Problem: Let $\mathbb{R} \supset \mathbb{Q}$ and $\alpha = 2 + \sqrt[3]{4}$. Find the minimal polynomial of $\alpha$.

My attempt: We have $(\alpha - 2)^3 = 4 \Leftrightarrow \alpha^3 - 6 \alpha^2 + 12 \alpha - 8$. Consider polynomial $f(x) = x^3 - 6x^2 + 12x - 8 \in \mathbb{Q}[x]$ and $f(\alpha) = 0$. If $\frac{p}{q} \in \mathbb{Q}$ with $(p,q)=1$ is a root of $f(x)$ then $p \mid 8$ and $q \mid 1$. So maybe $1$ and $8$ are roots of $f(x)$. $f(1) = -1, f(8) = 216$. So $f(x)$ is irreducible on $\mathbb{Q}$, implies $f(x)$ is the minimal polynomial of $\alpha$.

Does the proof right?

Answer 1

First, you forgot to subtract $4$ from the constant term and the polynomial should be $x^3-6x^2+12x-12$.

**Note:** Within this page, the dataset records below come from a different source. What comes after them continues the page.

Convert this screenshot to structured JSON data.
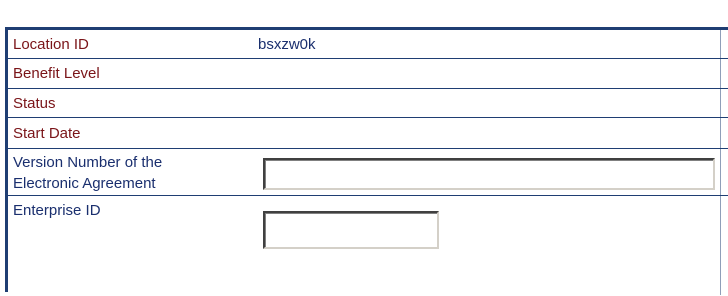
{
  "form": {
    "rows": [
      {
        "label": "Location ID",
        "value": "bsxzw0k"
      },
      {
        "label": "Benefit Level",
        "value": ""
      },
      {
        "label": "Status",
        "value": ""
      },
      {
        "label": "Start Date",
        "value": ""
      },
      {
        "label": "Version Number of the Electronic Agreement",
        "label_line1": "Version Number of the",
        "label_line2": "Electronic Agreement",
        "value": ""
      },
      {
        "label": "Enterprise ID",
        "value": ""
      }
    ]
  },
  "colors": {
    "border": "#1f3e73",
    "label_red": "#7a1418",
    "label_blue": "#1a2f6e"
  }
}
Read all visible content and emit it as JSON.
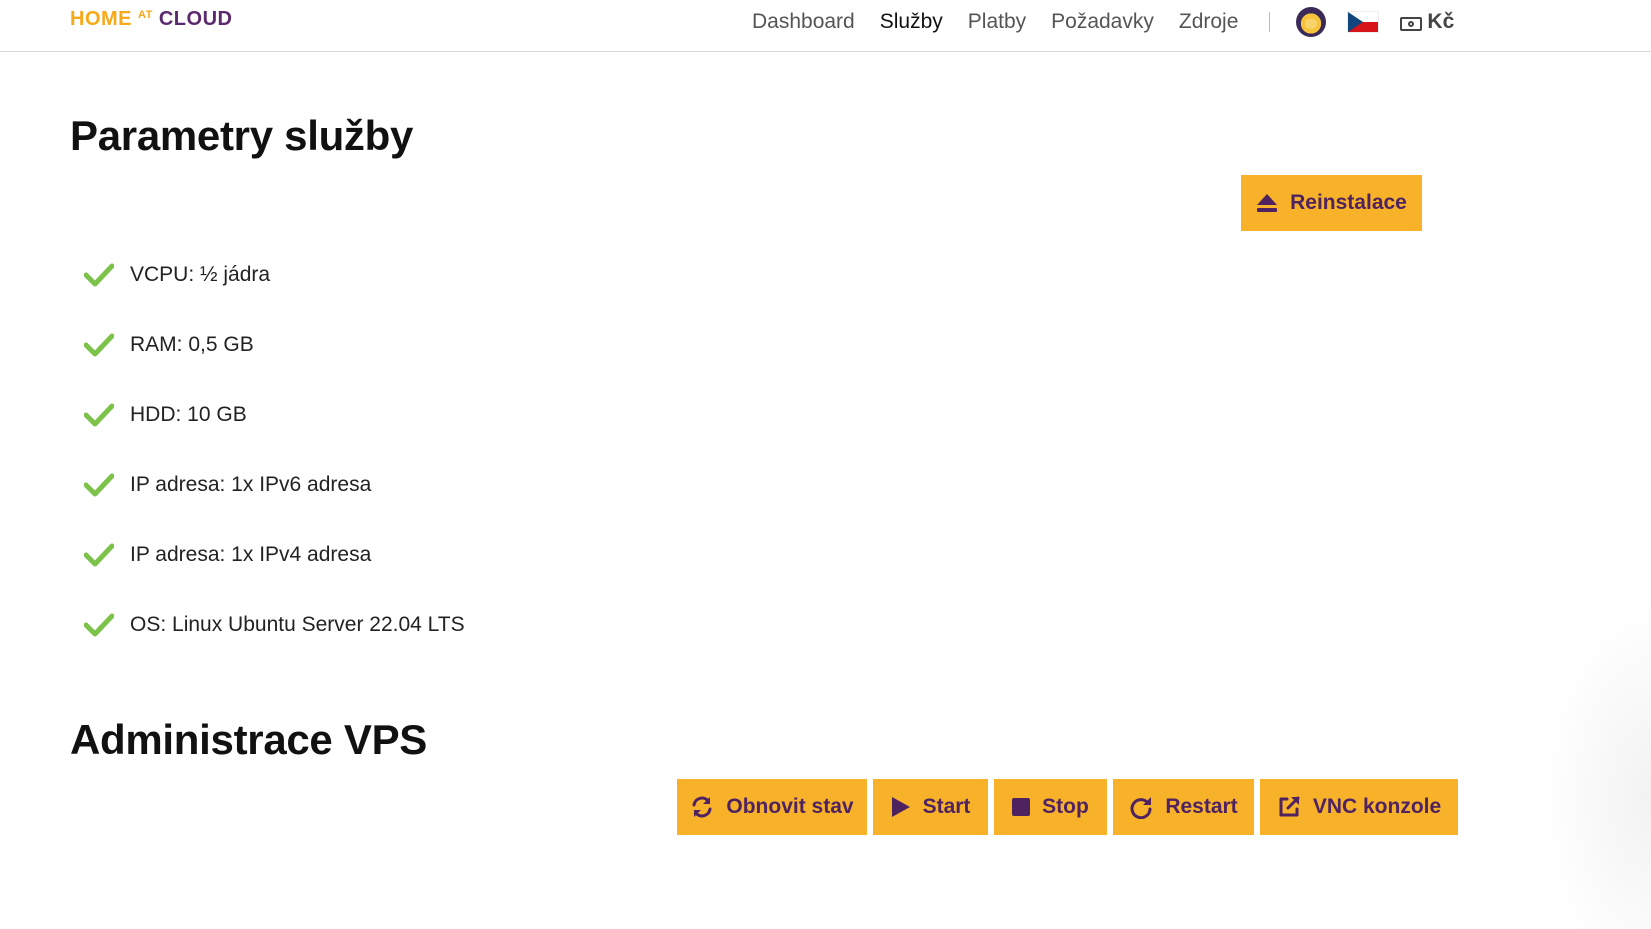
{
  "header": {
    "logo": {
      "home": "HOME",
      "at": "AT",
      "cloud": "CLOUD"
    },
    "nav": [
      {
        "label": "Dashboard",
        "active": false
      },
      {
        "label": "Služby",
        "active": true
      },
      {
        "label": "Platby",
        "active": false
      },
      {
        "label": "Požadavky",
        "active": false
      },
      {
        "label": "Zdroje",
        "active": false
      }
    ],
    "currency": "Kč",
    "language_flag": "cz-flag-icon",
    "avatar": "user-avatar"
  },
  "params": {
    "title": "Parametry služby",
    "reinstall_label": "Reinstalace",
    "items": [
      "VCPU: ½ jádra",
      "RAM: 0,5 GB",
      "HDD: 10 GB",
      "IP adresa: 1x IPv6 adresa",
      "IP adresa: 1x IPv4 adresa",
      "OS: Linux Ubuntu Server 22.04 LTS"
    ]
  },
  "admin": {
    "title": "Administrace VPS",
    "buttons": {
      "refresh": "Obnovit stav",
      "start": "Start",
      "stop": "Stop",
      "restart": "Restart",
      "vnc": "VNC konzole"
    }
  },
  "colors": {
    "accent": "#f8b22a",
    "button_text": "#4f2360",
    "check": "#7dc34a",
    "logo_orange": "#f6a91a",
    "logo_purple": "#5b2a6e"
  }
}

You also can't just test $1$ and $8$. You also need to check that $\pm p$ is not a root for each combination of sign and factor of $8$, which is actually true. Thus we have the minimal polynomial, but we can only do this because it is cubic (and therefore if it was reducible it must have a rational linear factor).

Answer 2

There is no need to test polynomial $(x-2)^3-4$ for irreducibility by hand:

The polynomial $x^3-4$ is irreducible over $\mathbb Q$ because it has no roots in $\mathbb Q$. Therefore, $(x-2)^3-4$ is irreducible because $x \mapsto x-2$ induces an automorphism of $\mathbb Q[x]$.

Concretely, if $(x-2)^3-4=f(x)g(x)$, then $x^3-4=f(x+2)g(x+2)$ and this transformation preserves degrees.